France’s Macron makes U-turn on fuel-tax increases in face of ‘yellow vest’ protests

Reuters
A protester wearing a yellow vest is shown holding a flag near burning debris at the approach to the A2 Paris-Brussels highway, Dec. 4, 2018.

France’s prime minister on Tuesday suspended planned increases to fuel taxes for six months in response to weeks of sometimes violent protests, the first major U-turn by President Emmanuel Macron’s administration after 18 months in office.

In announcing the decision, Prime Minister Edouard Philippe said anyone would have “to be deaf or blind” not to see or hear the anger on the streets over a policy that Macron has defended as critical to combating climate change.

“This anger, you’d have to be deaf or blind not to see it or hear it,” Philippe said in an address.

“The French who have donned yellow vests want taxes to drop, and work to pay. That’s also what we want.

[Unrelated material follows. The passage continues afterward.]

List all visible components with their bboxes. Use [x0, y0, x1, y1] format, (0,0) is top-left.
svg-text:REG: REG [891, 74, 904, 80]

If I didn’t manage to explain it, if the ruling majority didn’t manage to convince the French, then something must change.”

As well as a six-month delay in introducing the carbon-tax increases, Philippe said the period would be used to discuss other measures to help the working poor who rely on vehicles to get to work and go to the shops.

Earlier officials had hinted at possible increases to the minimum wage, but Philippe did not make any such commitment.

He warned citizens, however, that they could not expect better public services and to pay lower taxes, and that therefore compromises needed to be made on both sides.  

The so-called “yellow vest” protest, which started on Nov. 17 as a social-media protest group named for the high-visibility jackets all motorists in France must have in their cars, has focused on denouncing a squeeze on household spending brought about by Macron’s taxes on fuel.

However, over the past three weeks the protests have evolved into a wider, broadbrush anti-Macron uprising, with many criticizing the president for pursuing policies they say favor the rich and do nothing to help the poor, and some violent fringe groups calling for the president to go.